Treasurer Jim Chalmers has been the clearest example of a minister sailing under the bar Albo set for his team before winning the 2022 election. Chalmers has become a specialist in the half-truth dressed up as frankness. On the economy, on inflation, on budget repair, and by extension on a problem like the NDIS, the formula is always the same. 

Take a slice of reality that flatters the government, repeat it endlessly. Leave out the part that points back to Labor’s own responsibility, and hope that the media either doesn’t notice or can’t be bothered pressing the point.

On deficits, Chalmers regularly claims credit for savings measured against pandemic-era budget projections that were built on worst-case assumptions that never came to pass, turning the gap between a false baseline and a better reality into evidence of Labor discipline. 

On surpluses, he points to the $22.1 billion underlying cash surplus in 2023 and the $15.8billion surplus in 2024 as proof of superior economic management, while skating past the fact that much of the improvement came from stronger-than-expected tax receipts, high commodity prices, and a tight labour market rather than structural spending restraint. 

On inflation, he talks up energy rebates for lowering the headline number, even though that flatters the published figure without doing enough to reduce underlying price pressure. 

And when inflation remains stubborn, he reaches for global events (most recently, conflict in the Middle East) despite underlying inflation already sitting well above the RBA’s target before those excuses arrived, which is why interest rates went up before the Middle East crisis too.

That’s all gaslighting in a political form. Not because every word is false, but because the presentation is designed to make the public doubt what is plainly in front of them.

On the NDIS, Chalmers and his colleagues now want to sound like sober custodians cleaning up a runaway scheme. But where is the equal candour about how it became a fiscal sinkhole in the first place? Where is the blunt admission that one of Labor’s most celebrated reforms was structurally flawed from the beginning, politically protected and allowed to drift because no one wanted to take on the moral vanity attached to it? 

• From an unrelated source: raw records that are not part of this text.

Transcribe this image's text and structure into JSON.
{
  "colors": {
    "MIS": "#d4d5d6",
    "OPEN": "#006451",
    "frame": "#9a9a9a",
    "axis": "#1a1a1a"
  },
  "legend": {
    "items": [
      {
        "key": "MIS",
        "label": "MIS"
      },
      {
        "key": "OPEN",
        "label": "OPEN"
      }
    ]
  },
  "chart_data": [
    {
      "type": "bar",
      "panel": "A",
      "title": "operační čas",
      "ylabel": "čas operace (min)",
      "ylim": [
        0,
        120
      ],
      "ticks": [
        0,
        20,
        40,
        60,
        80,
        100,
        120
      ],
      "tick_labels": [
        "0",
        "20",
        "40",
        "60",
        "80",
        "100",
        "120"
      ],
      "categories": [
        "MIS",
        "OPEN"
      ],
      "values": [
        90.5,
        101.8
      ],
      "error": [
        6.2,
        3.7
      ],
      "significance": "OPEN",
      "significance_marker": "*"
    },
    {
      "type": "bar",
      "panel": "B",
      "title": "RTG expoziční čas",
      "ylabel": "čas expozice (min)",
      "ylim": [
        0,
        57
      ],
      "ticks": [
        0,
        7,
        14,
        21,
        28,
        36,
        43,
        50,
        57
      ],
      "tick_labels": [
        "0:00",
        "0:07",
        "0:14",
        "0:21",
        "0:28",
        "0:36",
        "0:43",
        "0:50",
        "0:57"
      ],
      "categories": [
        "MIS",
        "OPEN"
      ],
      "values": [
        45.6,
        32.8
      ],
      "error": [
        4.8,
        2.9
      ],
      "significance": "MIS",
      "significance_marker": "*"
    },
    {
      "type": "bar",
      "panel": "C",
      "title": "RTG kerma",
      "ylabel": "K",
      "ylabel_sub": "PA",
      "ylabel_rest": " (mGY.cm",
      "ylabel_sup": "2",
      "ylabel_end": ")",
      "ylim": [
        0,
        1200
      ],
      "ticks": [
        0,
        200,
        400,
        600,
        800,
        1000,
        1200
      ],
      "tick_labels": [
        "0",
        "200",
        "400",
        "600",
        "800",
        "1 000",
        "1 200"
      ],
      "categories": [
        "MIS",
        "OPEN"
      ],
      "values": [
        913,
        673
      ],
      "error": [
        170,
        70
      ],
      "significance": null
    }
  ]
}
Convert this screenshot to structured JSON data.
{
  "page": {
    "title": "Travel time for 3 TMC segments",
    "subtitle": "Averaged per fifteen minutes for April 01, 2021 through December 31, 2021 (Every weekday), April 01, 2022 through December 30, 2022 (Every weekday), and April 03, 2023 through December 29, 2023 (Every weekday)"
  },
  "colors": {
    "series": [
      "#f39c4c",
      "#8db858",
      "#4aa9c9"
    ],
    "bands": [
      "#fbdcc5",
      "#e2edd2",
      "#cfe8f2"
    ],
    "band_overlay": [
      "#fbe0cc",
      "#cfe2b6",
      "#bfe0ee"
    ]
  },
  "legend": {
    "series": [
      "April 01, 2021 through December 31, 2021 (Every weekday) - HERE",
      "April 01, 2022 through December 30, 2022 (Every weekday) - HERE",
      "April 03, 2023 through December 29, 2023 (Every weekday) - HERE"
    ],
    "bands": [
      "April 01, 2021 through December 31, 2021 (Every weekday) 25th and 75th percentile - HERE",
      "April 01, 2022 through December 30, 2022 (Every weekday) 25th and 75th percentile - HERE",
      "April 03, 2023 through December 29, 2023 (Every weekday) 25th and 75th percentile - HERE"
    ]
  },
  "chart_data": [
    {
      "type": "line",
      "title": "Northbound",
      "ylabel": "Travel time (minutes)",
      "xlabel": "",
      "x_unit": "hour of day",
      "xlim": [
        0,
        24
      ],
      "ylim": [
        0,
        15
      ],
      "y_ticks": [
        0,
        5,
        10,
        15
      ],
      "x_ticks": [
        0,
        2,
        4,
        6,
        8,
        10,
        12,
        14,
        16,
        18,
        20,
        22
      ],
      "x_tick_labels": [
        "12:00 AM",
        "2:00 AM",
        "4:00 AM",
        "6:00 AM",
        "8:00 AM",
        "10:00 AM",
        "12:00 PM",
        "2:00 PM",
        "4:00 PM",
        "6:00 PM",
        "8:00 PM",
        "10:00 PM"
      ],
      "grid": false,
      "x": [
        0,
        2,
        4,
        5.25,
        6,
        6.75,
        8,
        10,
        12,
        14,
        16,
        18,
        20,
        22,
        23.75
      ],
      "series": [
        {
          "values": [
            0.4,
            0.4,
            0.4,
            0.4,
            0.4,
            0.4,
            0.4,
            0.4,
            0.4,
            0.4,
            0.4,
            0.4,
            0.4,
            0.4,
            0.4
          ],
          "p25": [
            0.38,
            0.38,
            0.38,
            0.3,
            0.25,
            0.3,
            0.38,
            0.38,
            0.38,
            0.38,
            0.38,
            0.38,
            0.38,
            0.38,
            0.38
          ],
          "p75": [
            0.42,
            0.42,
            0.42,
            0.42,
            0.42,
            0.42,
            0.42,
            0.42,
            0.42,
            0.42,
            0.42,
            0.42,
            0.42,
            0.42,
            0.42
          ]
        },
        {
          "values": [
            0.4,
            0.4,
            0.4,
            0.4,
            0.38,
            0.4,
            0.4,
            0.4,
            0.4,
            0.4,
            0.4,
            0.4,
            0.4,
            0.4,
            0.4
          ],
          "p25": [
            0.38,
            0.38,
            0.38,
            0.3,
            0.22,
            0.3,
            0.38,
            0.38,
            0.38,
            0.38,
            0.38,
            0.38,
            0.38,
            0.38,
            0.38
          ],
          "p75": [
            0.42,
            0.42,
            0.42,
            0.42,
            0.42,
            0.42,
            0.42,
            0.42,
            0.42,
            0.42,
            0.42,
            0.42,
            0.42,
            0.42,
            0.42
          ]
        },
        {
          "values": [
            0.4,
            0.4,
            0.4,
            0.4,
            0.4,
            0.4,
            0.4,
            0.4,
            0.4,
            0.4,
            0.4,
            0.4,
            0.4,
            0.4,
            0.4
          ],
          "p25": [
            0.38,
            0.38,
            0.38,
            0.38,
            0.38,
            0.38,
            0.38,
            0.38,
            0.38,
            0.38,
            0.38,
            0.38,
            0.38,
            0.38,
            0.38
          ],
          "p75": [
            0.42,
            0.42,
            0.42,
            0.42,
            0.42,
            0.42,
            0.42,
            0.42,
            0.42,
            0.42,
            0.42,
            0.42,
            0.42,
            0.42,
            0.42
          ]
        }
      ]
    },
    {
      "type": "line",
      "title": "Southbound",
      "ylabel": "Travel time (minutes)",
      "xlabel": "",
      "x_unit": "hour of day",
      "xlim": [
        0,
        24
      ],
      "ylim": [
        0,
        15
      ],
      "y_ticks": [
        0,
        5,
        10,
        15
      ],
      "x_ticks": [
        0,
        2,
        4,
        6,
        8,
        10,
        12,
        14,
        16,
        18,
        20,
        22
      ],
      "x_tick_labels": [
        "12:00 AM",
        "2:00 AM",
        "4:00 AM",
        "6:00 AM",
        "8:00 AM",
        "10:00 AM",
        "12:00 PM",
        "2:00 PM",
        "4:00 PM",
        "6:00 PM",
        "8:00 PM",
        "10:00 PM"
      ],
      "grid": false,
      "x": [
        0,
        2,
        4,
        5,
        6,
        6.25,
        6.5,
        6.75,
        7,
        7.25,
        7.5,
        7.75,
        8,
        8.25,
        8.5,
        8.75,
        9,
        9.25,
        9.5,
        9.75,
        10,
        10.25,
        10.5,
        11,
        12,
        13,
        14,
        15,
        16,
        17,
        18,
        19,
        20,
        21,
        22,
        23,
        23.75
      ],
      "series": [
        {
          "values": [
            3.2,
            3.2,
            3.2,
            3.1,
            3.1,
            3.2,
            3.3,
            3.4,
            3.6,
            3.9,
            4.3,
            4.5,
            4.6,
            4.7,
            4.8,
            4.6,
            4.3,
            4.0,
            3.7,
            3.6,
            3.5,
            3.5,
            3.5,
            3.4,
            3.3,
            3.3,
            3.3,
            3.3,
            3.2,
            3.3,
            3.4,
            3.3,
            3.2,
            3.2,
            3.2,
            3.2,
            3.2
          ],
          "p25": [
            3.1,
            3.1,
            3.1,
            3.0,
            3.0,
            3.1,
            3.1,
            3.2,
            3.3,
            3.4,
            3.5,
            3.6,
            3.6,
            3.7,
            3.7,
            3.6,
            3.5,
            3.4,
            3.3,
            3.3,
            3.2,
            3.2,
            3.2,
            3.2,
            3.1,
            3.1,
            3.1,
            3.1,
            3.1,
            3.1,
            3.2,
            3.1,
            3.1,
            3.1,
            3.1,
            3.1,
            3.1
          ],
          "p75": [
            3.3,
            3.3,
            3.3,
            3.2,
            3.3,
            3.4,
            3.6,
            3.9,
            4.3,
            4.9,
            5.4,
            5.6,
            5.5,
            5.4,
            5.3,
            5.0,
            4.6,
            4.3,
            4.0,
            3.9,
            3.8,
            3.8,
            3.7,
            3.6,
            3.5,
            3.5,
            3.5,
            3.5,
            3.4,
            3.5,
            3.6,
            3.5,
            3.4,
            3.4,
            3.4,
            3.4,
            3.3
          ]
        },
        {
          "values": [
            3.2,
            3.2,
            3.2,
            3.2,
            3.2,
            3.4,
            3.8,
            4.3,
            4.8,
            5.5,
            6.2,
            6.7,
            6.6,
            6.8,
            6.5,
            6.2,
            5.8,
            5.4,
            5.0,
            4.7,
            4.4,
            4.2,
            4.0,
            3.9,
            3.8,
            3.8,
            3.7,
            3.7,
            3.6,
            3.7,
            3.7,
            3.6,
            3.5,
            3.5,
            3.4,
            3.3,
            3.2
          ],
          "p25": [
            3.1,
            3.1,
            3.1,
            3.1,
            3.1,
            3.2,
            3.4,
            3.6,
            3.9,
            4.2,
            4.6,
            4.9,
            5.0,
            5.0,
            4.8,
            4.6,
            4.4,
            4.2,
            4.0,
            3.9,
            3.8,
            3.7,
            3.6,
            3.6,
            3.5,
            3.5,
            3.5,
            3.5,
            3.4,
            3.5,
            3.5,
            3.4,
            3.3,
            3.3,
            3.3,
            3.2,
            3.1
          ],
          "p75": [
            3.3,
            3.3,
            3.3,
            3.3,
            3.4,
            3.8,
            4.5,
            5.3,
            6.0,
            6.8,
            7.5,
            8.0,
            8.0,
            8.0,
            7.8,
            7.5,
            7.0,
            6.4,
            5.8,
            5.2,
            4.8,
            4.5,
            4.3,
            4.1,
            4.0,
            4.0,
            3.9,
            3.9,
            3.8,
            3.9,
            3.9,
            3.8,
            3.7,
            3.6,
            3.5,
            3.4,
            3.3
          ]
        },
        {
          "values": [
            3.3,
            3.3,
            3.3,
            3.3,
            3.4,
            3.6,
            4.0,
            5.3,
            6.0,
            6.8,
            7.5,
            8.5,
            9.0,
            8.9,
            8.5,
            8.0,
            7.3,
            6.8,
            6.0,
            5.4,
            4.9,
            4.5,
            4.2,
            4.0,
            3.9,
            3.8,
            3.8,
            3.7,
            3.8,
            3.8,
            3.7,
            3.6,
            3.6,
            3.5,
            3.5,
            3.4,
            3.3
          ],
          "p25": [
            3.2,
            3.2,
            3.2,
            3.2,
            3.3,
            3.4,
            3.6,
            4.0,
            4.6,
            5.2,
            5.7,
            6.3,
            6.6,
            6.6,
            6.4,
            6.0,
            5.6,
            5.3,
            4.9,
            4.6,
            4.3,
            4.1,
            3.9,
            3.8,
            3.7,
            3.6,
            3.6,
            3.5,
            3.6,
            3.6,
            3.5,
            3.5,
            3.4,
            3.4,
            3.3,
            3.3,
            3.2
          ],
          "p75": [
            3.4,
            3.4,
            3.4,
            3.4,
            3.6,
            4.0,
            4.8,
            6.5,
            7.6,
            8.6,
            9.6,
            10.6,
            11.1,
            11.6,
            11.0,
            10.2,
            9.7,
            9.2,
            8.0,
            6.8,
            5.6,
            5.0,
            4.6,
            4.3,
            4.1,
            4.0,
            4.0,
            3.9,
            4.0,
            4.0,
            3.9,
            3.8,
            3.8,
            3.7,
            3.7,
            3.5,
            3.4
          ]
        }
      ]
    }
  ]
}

Where is the honesty that the repair bill exists precisely because the political class, led in large part by Labor, preferred applause to fiscal discipline?

They want credit for creating it and credit for fixing it, classic Albo-era politicking despite his promise to be different. And with the opposition in disarray and scrutiny weaker than it should be, Albo will probably get away it, because there isn’t a viable opposition capable of exposing growing dissatisfaction with the PM’s performance and make it count electorally.

To not get eaten alive by the voters, you only need to be good, just better than the alternative, and that’s not hard at the moment.